The Christian and “Higher Education”
I receive a tremendous amount of mail soliciting my advice on a variety of issues. A recent letter was from a Christian young man who has completed a Master’s program and is proceeding towards a Ph.D. He currently is teaching English literature in a high school. One of his requirements is to teach a specific book that has material dealing with drug use, sex, etc. Not all of the book is defective and he is allowed to be selective as to which sections to introduce. He asks whether he is required to reject the book altogether (which could produce serious consequences) or if he might simply assign segments that avoid the filth.
I told him of a Christian friend who teaches high school science.
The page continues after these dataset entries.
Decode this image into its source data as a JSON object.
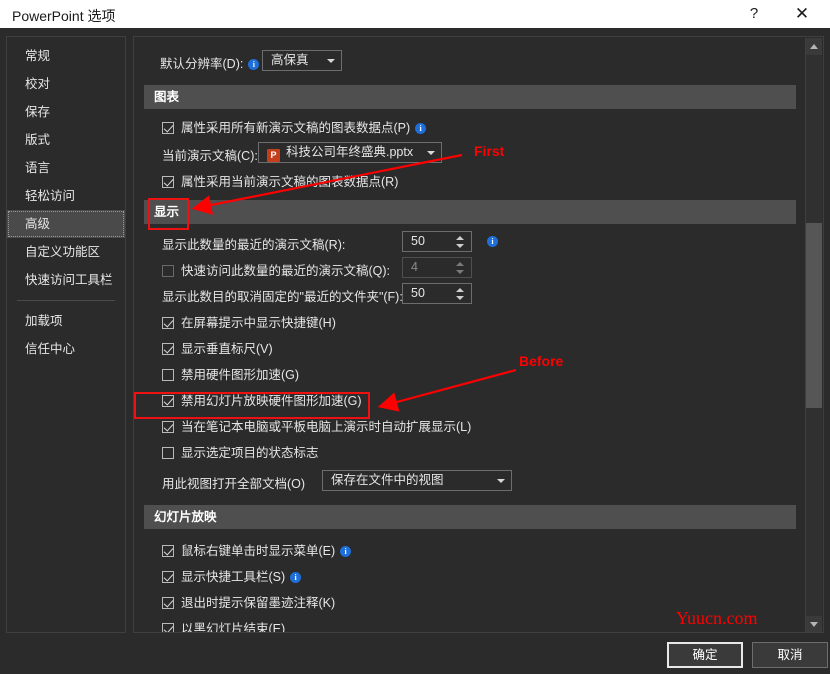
{
  "window": {
    "title": "PowerPoint 选项",
    "help_icon": "?",
    "close_icon": "✕"
  },
  "sidebar": {
    "items": [
      {
        "label": "常规",
        "selected": false
      },
      {
        "label": "校对",
        "selected": false
      },
      {
        "label": "保存",
        "selected": false
      },
      {
        "label": "版式",
        "selected": false
      },
      {
        "label": "语言",
        "selected": false
      },
      {
        "label": "轻松访问",
        "selected": false
      },
      {
        "label": "高级",
        "selected": true
      },
      {
        "label": "自定义功能区",
        "selected": false
      },
      {
        "label": "快速访问工具栏",
        "selected": false
      },
      {
        "label": "加载项",
        "selected": false
      },
      {
        "label": "信任中心",
        "selected": false
      }
    ]
  },
  "pane": {
    "default_resolution": {
      "label": "默认分辨率(D):",
      "value": "高保真"
    },
    "chart_section": {
      "header": "图表",
      "opt_all_new": "属性采用所有新演示文稿的图表数据点(P)",
      "current_doc_label": "当前演示文稿(C):",
      "current_doc_value": "科技公司年终盛典.pptx",
      "current_doc_icon": "P",
      "opt_current": "属性采用当前演示文稿的图表数据点(R)"
    },
    "display_section": {
      "header": "显示",
      "recent_presentations_label": "显示此数量的最近的演示文稿(R):",
      "recent_presentations_value": "50",
      "quick_access_label": "快速访问此数量的最近的演示文稿(Q):",
      "quick_access_value": "4",
      "recent_folders_label": "显示此数目的取消固定的\"最近的文件夹\"(F):",
      "recent_folders_value": "50",
      "opt_shortcut_keys": "在屏幕提示中显示快捷键(H)",
      "opt_vertical_ruler": "显示垂直标尺(V)",
      "opt_disable_hw_accel": "禁用硬件图形加速(G)",
      "opt_disable_slideshow_hw_accel": "禁用幻灯片放映硬件图形加速(G)",
      "opt_auto_extend": "当在笔记本电脑或平板电脑上演示时自动扩展显示(L)",
      "opt_status_flags": "显示选定项目的状态标志",
      "open_view_label": "用此视图打开全部文档(O)",
      "open_view_value": "保存在文件中的视图"
    },
    "slideshow_section": {
      "header": "幻灯片放映",
      "opt_right_click_menu": "鼠标右键单击时显示菜单(E)",
      "opt_quick_toolbar": "显示快捷工具栏(S)",
      "opt_keep_ink": "退出时提示保留墨迹注释(K)",
      "opt_end_black": "以黑幻灯片结束(E)"
    }
  },
  "footer": {
    "ok_label": "确定",
    "cancel_label": "取消"
  },
  "annotations": {
    "first_label": "First",
    "before_label": "Before",
    "watermark": "Yuucn.com",
    "accent_color": "#ff0000"
  }
}
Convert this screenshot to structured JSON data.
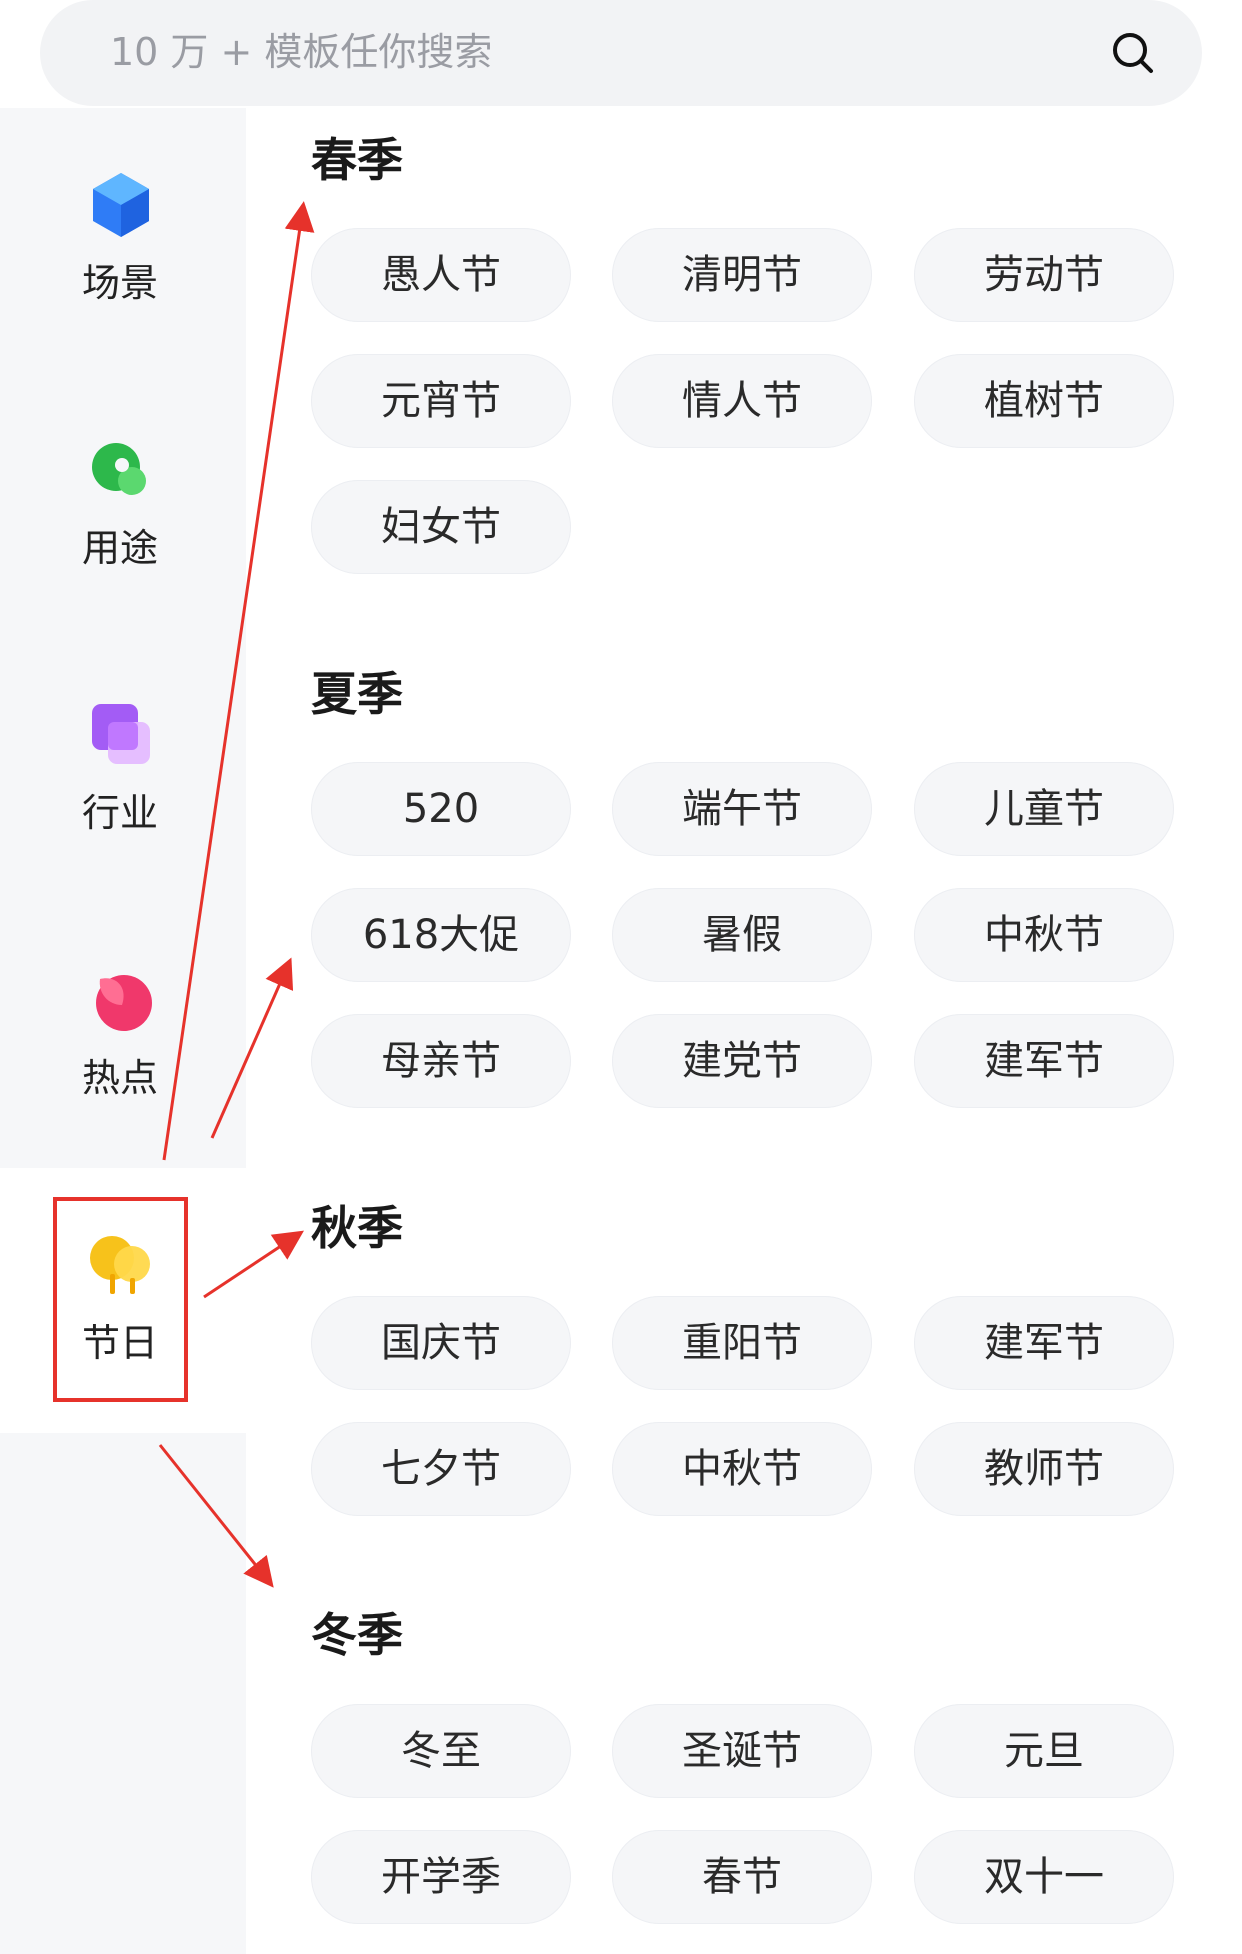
{
  "search": {
    "placeholder": "10 万 + 模板任你搜索"
  },
  "sidebar": {
    "items": [
      {
        "label": "场景",
        "icon": "hexagon-icon",
        "color": "#2f7cf6"
      },
      {
        "label": "用途",
        "icon": "leaf-icon",
        "color": "#2db84b"
      },
      {
        "label": "行业",
        "icon": "stacked-squares-icon",
        "color": "#a35cf5"
      },
      {
        "label": "热点",
        "icon": "flame-icon",
        "color": "#f0386b"
      },
      {
        "label": "节日",
        "icon": "trees-icon",
        "color": "#f7c21b"
      }
    ],
    "active_index": 4
  },
  "sections": [
    {
      "title": "春季",
      "tags": [
        "愚人节",
        "清明节",
        "劳动节",
        "元宵节",
        "情人节",
        "植树节",
        "妇女节"
      ]
    },
    {
      "title": "夏季",
      "tags": [
        "520",
        "端午节",
        "儿童节",
        "618大促",
        "暑假",
        "中秋节",
        "母亲节",
        "建党节",
        "建军节"
      ]
    },
    {
      "title": "秋季",
      "tags": [
        "国庆节",
        "重阳节",
        "建军节",
        "七夕节",
        "中秋节",
        "教师节"
      ]
    },
    {
      "title": "冬季",
      "tags": [
        "冬至",
        "圣诞节",
        "元旦",
        "开学季",
        "春节",
        "双十一"
      ]
    }
  ],
  "annotation_color": "#e6322b"
}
The textbooks are filled with evolutionary propaganda. He presents the authors’ viewpoints, and clearly labels them as “theory.” Then, pursuing legitimate methods of scientific investigation, he offers alternate evidence that contrasts scientific “fact” with evolutionary “theory.” He is extremely popular, having been voted top teacher in his entire high school. He never compromises, but is “wise as a serpent and harmless as a dove.”
There may be occasions where head-to-head resistance, with consequences to follow, are inevitable—but it doesn’t always have to be that way.
When reflecting upon this matter, I was reminded of a situation in my own life as a twenty-four-year-old student. When I enrolled in the old Stockton College some forty-six years ago, I took a course in evolutionary biology. My professor was a kindly gentleman who also was an ardent evolutionist. This really went “against my grain.” However, I tried to be the best student I could. I did my work, participated in class discussions, was respectful, and genuinely liked my teacher. He knew that, and he enjoyed having me as his student.
In taking tests, I would preface my answers with such phrases as, “According to the textbook . . .” Frequently I would respectfully footnote my answers with my own response. In class I would raise other points of view, but they were not presented in a rude or aggressive fashion; they did courteously challenge the material. My teacher always listened carefully, and at times would offer a response.
I recall he posed this question to the class one day—though clearly it was aimed at me. “Since the saline ratio in human blood is virtually the equivalent of that found in the sea, what conclusion might be drawn from this analogy?” When there was no immediate response from the class, he pointedly asked: “What would you say, Mr. Jackson?” I responded: “Mr. Hall, I am sure some would suggest this indicates that humans had their origin in the sea.” He smiled, pleased that I had concluded correctly the drift of his argument.
But I was not finished. “Another possibility might be that the same Chemist formulated both mixtures.” He smiled even broader, knowing he had been out-foxed by the “little” fox. Sometimes “little foxes” do “spoil the vineyards” (Song of Solomon 2:15)!
One day he announced: “Mr. Jackson you will teach our class on Friday.” I did; he gave me the entire period! During the semester, that offer was never made to another student. Did I mention that I received an A for the course? Don’t bother to ask about other grades!
My point is this. There will be times when, in working within the secular educational system (as student or teacher), there will be confrontations the Christian may not be able to “step around,” and truth must be defended. When that time comes, let us do so with grace and wisdom.
Our job is to “sow the seed.” Who knows when it may fall upon the “good soil” and eventually produce fruit? We ought to thank God when he grants us opportunities to exert our influence in what could be dangerous territory.